Паола бы им гордилась, подумал Брунетти, не сводя глаз с синьорины Ланди. При ее словах он сразу же подумал об одном рассказе, автора которого не помнил. То ли Готорн, то ли По. Рассказ назывался… какое-то там письмо, и Брунетти вынес из него изящную идею: письма надо прятать там, где их никто не заметит — среди других писем. Элементарно. Химикаты тоже можно спрятать среди других химикатов, и никто их никогда не найдет.
— Вот почему его бросили на территории нефтехимического завода, — понял Брунетти.
— Филиппо говорил, что вы умный, — с невыносимо грустной улыбкой ответила синьорина.

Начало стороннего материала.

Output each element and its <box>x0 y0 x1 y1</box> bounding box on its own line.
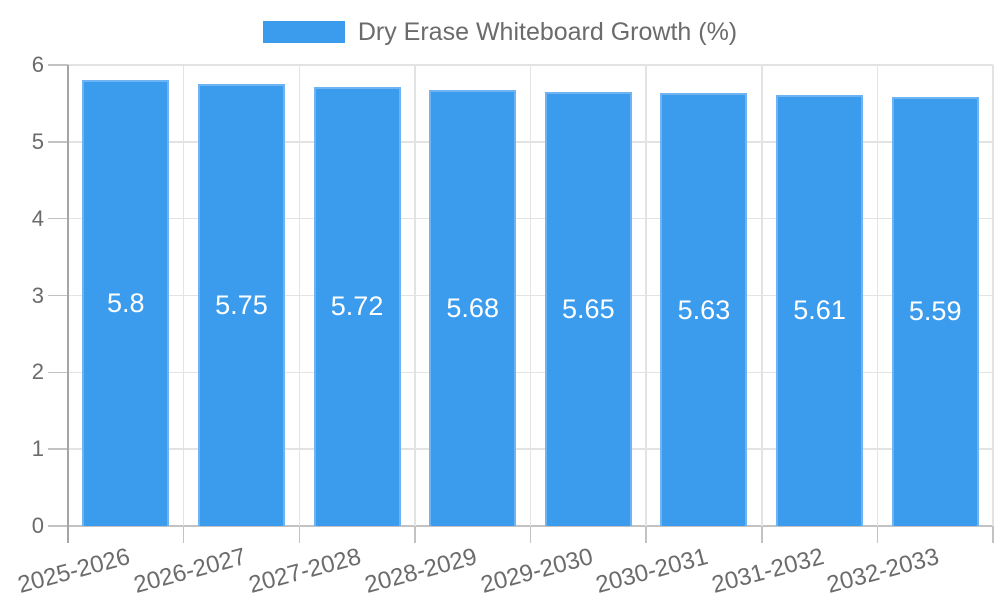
bar-value-label: 5.63 <box>677 294 731 325</box>
bar[interactable] <box>776 94 864 526</box>
legend-swatch <box>262 21 345 43</box>
y-tick-mark <box>48 525 68 527</box>
v-gridline <box>298 65 300 526</box>
y-axis-line <box>67 65 69 543</box>
y-tick-mark <box>48 448 68 450</box>
bar-value-label: 5.72 <box>330 291 384 322</box>
v-gridline <box>182 65 185 526</box>
x-tick-mark <box>992 526 994 543</box>
bar-value-label: 5.75 <box>215 290 268 321</box>
bar-value-label: 5.8 <box>107 288 145 319</box>
v-gridline <box>529 65 532 526</box>
bar-value-label: 5.68 <box>446 292 499 323</box>
bar[interactable] <box>660 93 748 526</box>
bar[interactable] <box>82 80 170 526</box>
y-tick-label: 0 <box>31 513 44 538</box>
bar[interactable] <box>197 84 285 526</box>
bar[interactable] <box>544 91 632 526</box>
bar-value-label: 5.65 <box>562 293 615 324</box>
bar[interactable] <box>891 96 979 526</box>
y-tick-mark <box>48 294 68 297</box>
y-tick-label: 3 <box>31 282 44 308</box>
legend-label: Dry Erase Whiteboard Growth (%) <box>357 18 738 46</box>
y-tick-label: 2 <box>31 359 44 385</box>
y-tick-mark <box>48 371 68 374</box>
v-gridline <box>992 65 994 526</box>
bar-value-label: 5.61 <box>793 295 846 326</box>
y-tick-mark <box>48 64 68 66</box>
v-gridline <box>414 65 416 526</box>
v-gridline <box>876 65 879 526</box>
x-tick-mark <box>876 526 879 543</box>
x-tick-mark <box>414 526 416 543</box>
bar-value-label: 5.59 <box>908 296 962 327</box>
bar[interactable] <box>313 86 401 526</box>
y-tick-label: 6 <box>31 52 44 77</box>
y-tick-mark <box>48 141 68 143</box>
x-tick-label-text: 2032-2033 <box>824 543 943 599</box>
x-tick-mark <box>182 526 185 543</box>
y-tick-label: 5 <box>31 128 44 154</box>
y-tick-mark <box>48 217 68 220</box>
legend[interactable]: Dry Erase Whiteboard Growth (%) <box>0 18 1000 46</box>
y-tick-label: 1 <box>31 436 44 462</box>
bar[interactable] <box>429 89 517 526</box>
x-tick-mark <box>761 526 763 543</box>
x-tick-mark <box>529 526 532 543</box>
v-gridline <box>761 65 763 526</box>
y-tick-label: 4 <box>31 205 44 231</box>
x-tick-label: 2032-2033 <box>715 543 942 599</box>
x-tick-mark <box>298 526 300 543</box>
x-tick-mark <box>645 526 647 543</box>
v-gridline <box>645 65 647 526</box>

Вернувшись в квестуру, Брунетти решил начать расследование с самого нижнего звена «пищевой цепочки» и переговорить с одним из своих информаторов. Он давно не общался с Клаудио Вицотти — мягко говоря, препротивным субъектом. Несколько десятков лет назад этого водопроводчика принял на работу один из нефтехимических заводов Маргеры. Клаудио сразу же вступил в профсоюз и за долгие годы работы достиг в рядах этой организации небывалых высот. В данный момент в число его обязанностей входила в том числе и защита интересов рабочих, получивших увечья на производстве. Впервые Брунетти познакомился с Клаудио несколько лет назад, примерно год спустя после того, как тот убедил одного рабочего, пострадавшего в результате падения с плохо закрепленных лесов, отозвать свой иск против работодателя, получив в качестве компенсации десять тысяч евро.
А потом всплыла очень интересная история: пьяный бухгалтер, перекидываясь в картишки с приятелями, пожаловался им на хитрющего подлого мужика из профсоюза, которому компания отстегнула двадцать тысяч евро, чтобы он убедил покалеченного работника отозвать свой иск. Каким-то непонятным образом эти деньги растворились в воздухе, не добравшись ни до пострадавшего рабочего, ни до профсоюзной казны. Так как игра в карты имела место не в Маргере, а в Венеции, слухи о ней докатились до местной полиции, но не до рабочих, защите которых Вицотти посвятил свою карьеру. Брунетти, прознав про эту историю, вызвал Вицотти к себе. Сначала представитель профсоюза все отрицал, возмущался, обещал засудить бухгалтера и подать на Брунетти жалобу за преследование невинного человека. Тогда Брунетти напомнил Клаудио, что у покалеченного рабочего, человека весьма вспыльчивого и раздражительного, теперь одна нога короче другой, и он не слезает с обезболивающих препаратов. Брунетти не знал о взаимоотношениях Вицотти и его подопечных, но при желании легко мог добыть эту информацию.